Per l'esame di queste frazioni uso delle lenti X 2 inforcabili come un paio d'occhiali, per raccogliere le conchiglie uso un paio di pinzette morbide.

La frazione minore , che esaminerò al microscopio... la divido grosso modo adi 5 ai 2 mm, dai 2 ai 0,5 mm ... poi vario asseconda il colore e la dimensione media delle specie presenti.
Sotto il mezzo millimetro, dò un'occhiata a qualche campione ... se ne vale la pena, continuo, altrimenti lo lascio!

Per la raccolta delle micro, uso un penellno bagnato nell'acqua.

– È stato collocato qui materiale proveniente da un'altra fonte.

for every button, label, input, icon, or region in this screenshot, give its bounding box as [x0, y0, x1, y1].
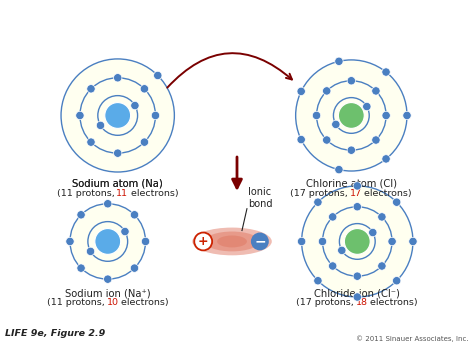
Circle shape: [114, 149, 122, 157]
Circle shape: [301, 186, 413, 297]
Ellipse shape: [205, 231, 259, 251]
Circle shape: [96, 121, 105, 129]
Circle shape: [333, 98, 369, 133]
Circle shape: [70, 204, 146, 279]
Circle shape: [392, 198, 401, 206]
Text: Chloride ion (Cl⁻): Chloride ion (Cl⁻): [314, 288, 400, 298]
Circle shape: [328, 262, 337, 270]
Circle shape: [338, 103, 364, 128]
Text: © 2011 Sinauer Associates, Inc.: © 2011 Sinauer Associates, Inc.: [356, 335, 469, 342]
Circle shape: [194, 232, 212, 251]
Text: LIFE 9e, Figure 2.9: LIFE 9e, Figure 2.9: [5, 329, 106, 338]
Circle shape: [140, 85, 148, 93]
Circle shape: [314, 277, 322, 285]
Ellipse shape: [192, 228, 272, 255]
Text: Sodium ion (Na⁺): Sodium ion (Na⁺): [65, 288, 151, 298]
Circle shape: [104, 200, 112, 208]
Circle shape: [297, 87, 305, 95]
Circle shape: [337, 246, 346, 255]
Circle shape: [297, 135, 305, 144]
Circle shape: [77, 211, 85, 219]
Circle shape: [87, 138, 95, 146]
Circle shape: [372, 87, 380, 95]
Circle shape: [87, 85, 95, 93]
Circle shape: [121, 227, 129, 236]
Text: 18: 18: [356, 298, 368, 307]
Text: (17 protons,: (17 protons,: [296, 298, 357, 307]
Text: +: +: [198, 235, 209, 248]
Text: −: −: [254, 235, 266, 248]
Circle shape: [66, 237, 74, 246]
Circle shape: [131, 101, 139, 110]
Circle shape: [61, 59, 174, 172]
Circle shape: [130, 211, 139, 219]
Circle shape: [409, 237, 417, 246]
Text: Sodium atom (Na): Sodium atom (Na): [73, 179, 163, 189]
Text: (11 protons,: (11 protons,: [57, 189, 118, 198]
Circle shape: [104, 275, 112, 283]
Circle shape: [335, 57, 343, 66]
Circle shape: [382, 111, 390, 120]
Circle shape: [95, 229, 121, 254]
Circle shape: [98, 96, 137, 135]
Circle shape: [382, 155, 390, 163]
Circle shape: [332, 120, 340, 128]
Circle shape: [322, 136, 331, 144]
Circle shape: [353, 272, 362, 280]
Circle shape: [372, 136, 380, 144]
Circle shape: [151, 111, 160, 120]
Circle shape: [378, 213, 386, 221]
Circle shape: [328, 213, 337, 221]
Circle shape: [347, 146, 356, 154]
Circle shape: [105, 103, 131, 128]
Circle shape: [382, 68, 390, 76]
Circle shape: [76, 111, 84, 120]
Text: 10: 10: [107, 298, 118, 307]
Circle shape: [86, 247, 95, 255]
Circle shape: [298, 237, 306, 246]
Text: electrons): electrons): [361, 189, 412, 198]
Text: (17 protons,: (17 protons,: [291, 189, 351, 198]
Circle shape: [317, 81, 386, 150]
Circle shape: [353, 203, 362, 211]
Circle shape: [319, 237, 327, 246]
Circle shape: [339, 223, 375, 259]
Circle shape: [114, 74, 122, 82]
Circle shape: [388, 237, 396, 246]
Text: 11: 11: [117, 189, 128, 198]
Circle shape: [322, 87, 331, 95]
Ellipse shape: [217, 236, 247, 247]
Circle shape: [392, 277, 401, 285]
Text: (11 protons,: (11 protons,: [47, 298, 108, 307]
Text: 17: 17: [350, 189, 362, 198]
Circle shape: [353, 182, 362, 190]
Circle shape: [322, 207, 392, 276]
Circle shape: [130, 264, 139, 272]
Text: Ionic
bond: Ionic bond: [248, 187, 273, 209]
Circle shape: [296, 60, 407, 171]
Circle shape: [314, 198, 322, 206]
Text: electrons): electrons): [118, 298, 168, 307]
Circle shape: [77, 264, 85, 272]
Circle shape: [312, 111, 321, 120]
Circle shape: [353, 293, 362, 301]
Circle shape: [378, 262, 386, 270]
Circle shape: [141, 237, 150, 246]
Circle shape: [80, 78, 155, 153]
Text: electrons): electrons): [367, 298, 418, 307]
Circle shape: [369, 228, 377, 237]
Circle shape: [345, 229, 370, 254]
Text: Chlorine atom (Cl): Chlorine atom (Cl): [306, 179, 397, 189]
Circle shape: [140, 138, 148, 146]
Text: (11 protons, 11 electrons): (11 protons, 11 electrons): [56, 189, 179, 198]
Text: electrons): electrons): [128, 189, 178, 198]
Circle shape: [154, 71, 162, 80]
Circle shape: [88, 222, 128, 261]
Circle shape: [251, 232, 269, 251]
Circle shape: [403, 111, 411, 120]
Circle shape: [363, 102, 371, 111]
Text: Sodium atom (Na): Sodium atom (Na): [73, 179, 163, 189]
Circle shape: [347, 77, 356, 85]
Circle shape: [335, 166, 343, 174]
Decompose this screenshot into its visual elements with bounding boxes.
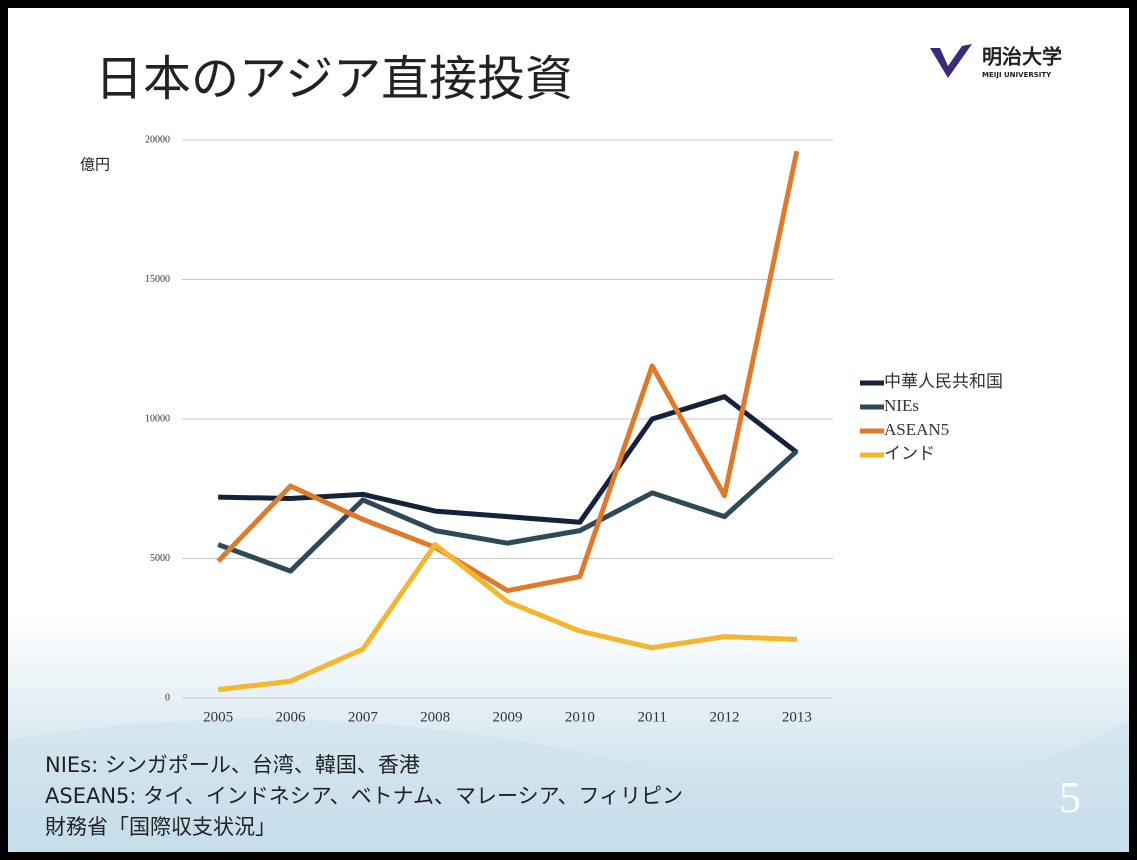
logo-mark: [930, 44, 972, 78]
x-tick-label: 2006: [276, 709, 307, 725]
page-number: 5: [1059, 773, 1081, 822]
x-tick-label: 2009: [493, 709, 523, 725]
legend-label: インド: [884, 444, 935, 463]
x-tick-label: 2007: [348, 709, 379, 725]
slide-title: 日本のアジア直接投資: [95, 51, 573, 107]
footnote: NIEs: シンガポール、台湾、韓国、香港: [45, 753, 420, 777]
footnote: ASEAN5: タイ、インドネシア、ベトナム、マレーシア、フィリピン: [45, 784, 683, 808]
logo-sub: MEIJI UNIVERSITY: [982, 71, 1052, 79]
series-line: [217, 542, 797, 693]
wave: [8, 719, 1129, 852]
y-tick-label: 0: [165, 692, 170, 703]
y-tick-label: 5000: [150, 553, 170, 564]
x-tick-label: 2008: [420, 709, 450, 725]
x-tick-label: 2010: [565, 709, 595, 725]
x-tick-label: 2012: [710, 709, 740, 725]
legend-label: 中華人民共和国: [884, 372, 1003, 391]
logo-name: 明治大学: [982, 45, 1062, 69]
x-tick-label: 2011: [637, 709, 666, 725]
y-tick-label: 10000: [145, 413, 170, 424]
x-tick-label: 2013: [782, 709, 812, 725]
footnote: 財務省「国際収支状況」: [45, 815, 276, 839]
y-tick-label: 15000: [145, 274, 170, 285]
x-tick-label: 2005: [203, 709, 233, 725]
legend-label: ASEAN5: [884, 420, 949, 439]
series-line: [217, 449, 799, 574]
slide-background: [8, 8, 1129, 852]
series-line: [216, 150, 800, 594]
y-axis-label: 億円: [80, 156, 110, 174]
y-tick-label: 20000: [145, 134, 170, 145]
legend-label: NIEs: [884, 396, 919, 415]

Del materiale raccolto faccio già da subito una prima divisione sistematica per ridurre i tempi in seguito.... la divisione è del tutto legata agli interessi personali ... infatti , oltre che per le dimensioni separo subito gli esemplari di quelle famiglie che più mi intrigano in quel momento.

Sotto il microcopio uso una vaschetta a bordi rialzati e nella quale , sul fondo, ho realizzato una quadrettatura in rilievo ( punzonatura dei vertici dei quadrati )di dimensioni idonee agli ingrandimente normalmete usati, che mi facilita la visione e controllo del campione.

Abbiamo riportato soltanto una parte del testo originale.